Take the provision in the Patient Protection and Affordable Care Act that extends care to dependents up to age 26.
HR 676 – the single payer legislation that is still before the House of Representatives – has this to say about eligibility:
All individuals residing in the United States (including any territory of the United States) are covered under the USNHI Program entitling them to a universal, best quality standard of care.
Compare that with language in the Patient Protection and Affordable Care Act (PPACA) regarding eligibility just for those young adults up to age 26 who are children of parents with employer sponsored health insurance.
SEC. 2714. EXTENSION OF DEPENDENT COVERAGE.
‘‘(a) IN GENERAL.—A group health plan and a health insurance issuer offering group or individual health insurance coverage that provides dependent coverage of children shall continue to make such coverage available for an adult child (who is not married) until the child turns 26 years of age. Nothing in this section shall require a health plan or a health insurance issuer described in the preceding sentence to make coverage available for a child of a child receiving dependent coverage.
‘‘(b) REGULATIONS.—The Secretary shall promulgate regulations to define the dependents to which coverage shall be made available under subsection (a).
‘‘(c) RULE OF CONSTRUCTION.—Nothing in this section shall be construed to modify the definition of ‘dependent’ as used in the Internal Revenue Code of 1986 with respect to the tax treatment of the cost of coverage.
And the regulations mentioned in 2714(b)? They are 67 pages.
What can you possible discuss in 67 pages? Well let me remind you that hair splitting is difficult business.
To be fair, the actual regulation part of these 67 pages is really only seven pages times three. The 67 pages include the interim final (don’t you love “interim final”?) regs for the Internal Revenue Service, the Health and Human Services and the Employee Benefit Security Administration.
What do the regs address?
Was the child previously covered? - Doesn’t matter
Was the child previously eligible for coverage? ? - Doesn’t matter
What is a dependent? – Consult IRS rules
Does a dependent need to be dependent? - No
What was that last one? A dependent does not need to be financially dependent, they only need to meet the family relationship test. They could be married, employed and have access to employer sponsored health insurance.
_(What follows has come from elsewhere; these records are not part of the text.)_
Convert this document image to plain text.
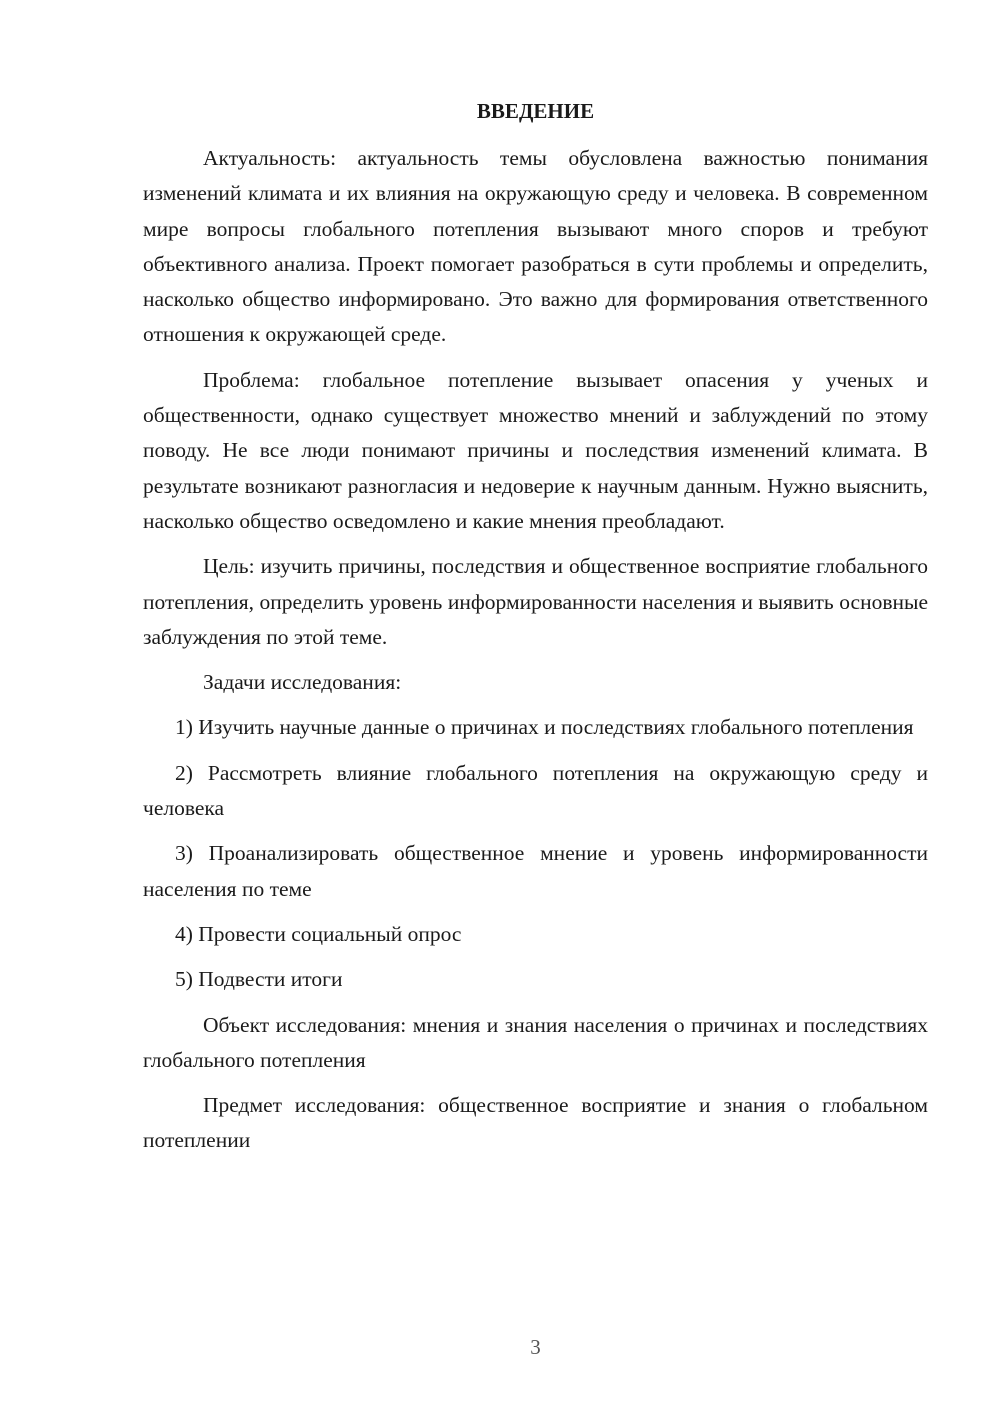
ВВЕДЕНИЕ

Актуальность: актуальность темы обусловлена важностью понимания изменений климата и их влияния на окружающую среду и человека. В современном мире вопросы глобального потепления вызывают много споров и требуют объективного анализа. Проект помогает разобраться в сути проблемы и определить, насколько общество информировано. Это важно для формирования ответственного отношения к окружающей среде.

Проблема: глобальное потепление вызывает опасения у ученых и общественности, однако существует множество мнений и заблуждений по этому поводу. Не все люди понимают причины и последствия изменений климата. В результате возникают разногласия и недоверие к научным данным. Нужно выяснить, насколько общество осведомлено и какие мнения преобладают.

Цель: изучить причины, последствия и общественное восприятие глобального потепления, определить уровень информированности населения и выявить основные заблуждения по этой теме.

Задачи исследования:

1) Изучить научные данные о причинах и последствиях глобального потепления

2) Рассмотреть влияние глобального потепления на окружающую среду и человека

3) Проанализировать общественное мнение и уровень информированности населения по теме

4) Провести социальный опрос

5) Подвести итоги

Объект исследования: мнения и знания населения о причинах и последствиях глобального потепления

Предмет исследования: общественное восприятие и знания о глобальном потеплении

3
Married? Yes, the language quoted above in the PPACA was eliminated in the Health Care and Education Reconciliation Act of 2010.
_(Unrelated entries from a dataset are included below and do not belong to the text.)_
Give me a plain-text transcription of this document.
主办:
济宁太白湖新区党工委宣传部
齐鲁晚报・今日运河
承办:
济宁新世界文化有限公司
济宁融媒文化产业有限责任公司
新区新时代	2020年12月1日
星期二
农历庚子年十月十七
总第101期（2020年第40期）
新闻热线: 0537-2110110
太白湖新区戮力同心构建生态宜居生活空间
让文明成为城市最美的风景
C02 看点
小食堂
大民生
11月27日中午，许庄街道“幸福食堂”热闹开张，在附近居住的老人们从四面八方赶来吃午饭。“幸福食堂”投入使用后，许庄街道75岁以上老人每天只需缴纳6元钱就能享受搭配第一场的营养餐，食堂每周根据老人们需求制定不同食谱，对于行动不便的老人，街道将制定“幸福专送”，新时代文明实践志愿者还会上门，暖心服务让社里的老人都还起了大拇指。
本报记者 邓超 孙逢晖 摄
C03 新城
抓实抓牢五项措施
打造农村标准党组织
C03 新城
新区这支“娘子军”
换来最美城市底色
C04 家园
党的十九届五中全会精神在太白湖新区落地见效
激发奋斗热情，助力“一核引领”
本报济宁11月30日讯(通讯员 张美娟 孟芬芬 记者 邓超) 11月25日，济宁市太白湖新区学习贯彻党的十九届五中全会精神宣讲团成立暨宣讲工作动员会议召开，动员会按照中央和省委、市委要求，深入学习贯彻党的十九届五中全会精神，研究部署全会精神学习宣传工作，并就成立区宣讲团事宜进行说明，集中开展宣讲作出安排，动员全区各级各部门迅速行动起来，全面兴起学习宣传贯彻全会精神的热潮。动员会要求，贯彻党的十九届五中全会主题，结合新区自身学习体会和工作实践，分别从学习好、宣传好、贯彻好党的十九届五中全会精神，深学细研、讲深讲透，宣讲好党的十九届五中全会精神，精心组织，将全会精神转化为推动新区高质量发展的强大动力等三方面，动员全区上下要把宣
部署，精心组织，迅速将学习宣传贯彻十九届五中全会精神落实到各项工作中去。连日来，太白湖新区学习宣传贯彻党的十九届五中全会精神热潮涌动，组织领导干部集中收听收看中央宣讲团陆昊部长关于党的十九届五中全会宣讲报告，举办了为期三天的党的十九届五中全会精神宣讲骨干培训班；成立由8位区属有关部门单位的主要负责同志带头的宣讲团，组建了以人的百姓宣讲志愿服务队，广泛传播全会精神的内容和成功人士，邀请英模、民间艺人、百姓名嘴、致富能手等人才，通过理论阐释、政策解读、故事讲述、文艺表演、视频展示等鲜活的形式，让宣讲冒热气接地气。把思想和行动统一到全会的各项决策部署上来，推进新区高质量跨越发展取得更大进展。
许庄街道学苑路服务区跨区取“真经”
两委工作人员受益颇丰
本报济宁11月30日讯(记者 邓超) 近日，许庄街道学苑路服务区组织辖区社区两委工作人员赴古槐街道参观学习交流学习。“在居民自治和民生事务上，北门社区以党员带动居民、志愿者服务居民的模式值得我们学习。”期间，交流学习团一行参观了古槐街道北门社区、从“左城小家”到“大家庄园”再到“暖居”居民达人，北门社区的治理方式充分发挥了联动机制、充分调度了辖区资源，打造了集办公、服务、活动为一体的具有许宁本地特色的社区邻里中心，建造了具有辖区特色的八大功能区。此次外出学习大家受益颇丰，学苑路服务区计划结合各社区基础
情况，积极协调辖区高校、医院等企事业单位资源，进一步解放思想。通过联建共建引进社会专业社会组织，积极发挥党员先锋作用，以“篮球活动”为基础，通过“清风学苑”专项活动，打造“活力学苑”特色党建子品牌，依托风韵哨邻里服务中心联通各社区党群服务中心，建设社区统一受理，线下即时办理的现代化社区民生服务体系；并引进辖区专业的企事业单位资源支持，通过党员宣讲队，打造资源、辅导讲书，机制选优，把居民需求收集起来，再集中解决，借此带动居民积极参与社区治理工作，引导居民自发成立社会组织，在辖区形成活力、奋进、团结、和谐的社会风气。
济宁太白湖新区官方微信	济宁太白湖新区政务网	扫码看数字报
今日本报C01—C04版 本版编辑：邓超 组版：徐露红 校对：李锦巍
What if the plan is “grandfathered”? ? - Almost doesn’t matter.
Does the dependent or parent pay more for this coverage? - In short, no. But that answer is less than precise.
When are these changes effective?
This is perhaps the most confusing part. The regs are fairly clear. The changes are effective the first day of the plan or policy year after September 23, 2010. For most people that means January 1, 2011.
Confusing?
It is the public perception that is confused. And justifiably so. Several insurers have announced different approaches to early implementation of these rules. What is an individual to think when the health insurer that provides their employer sponsored health insurance announces that will begin early implementation of the rules concerning coverage of dependents up to age 26.
That employer sponsored plan may be covered by state insurance regulations that also have jurisdiction. If it is regulated by ERISA, state regulations do not apply. If it is a government sponsored employee benefit plan, neither ERISA or state insurance regulations may apply.
Eight pages of these regulations describe “take up rates”. Of the 29.5 million young adults in the 19-25 age cohort, the rules are expected to extend coverage to 2.83 million people.
Meanwhile the rules have no effect on 9.5 million people in that age group because those 9.5 million young adults either have no parents or have no parents with employer sponsored health insurance.
Get the picture? 67 pages of rules to extend coverage to 8% of an age group that represents 10% of the US population. Sixty seven pages on how to cover less than one percent of the population.
Should I remind you that eight of those 67 pages are devoted to the Paperwork Reduction Act?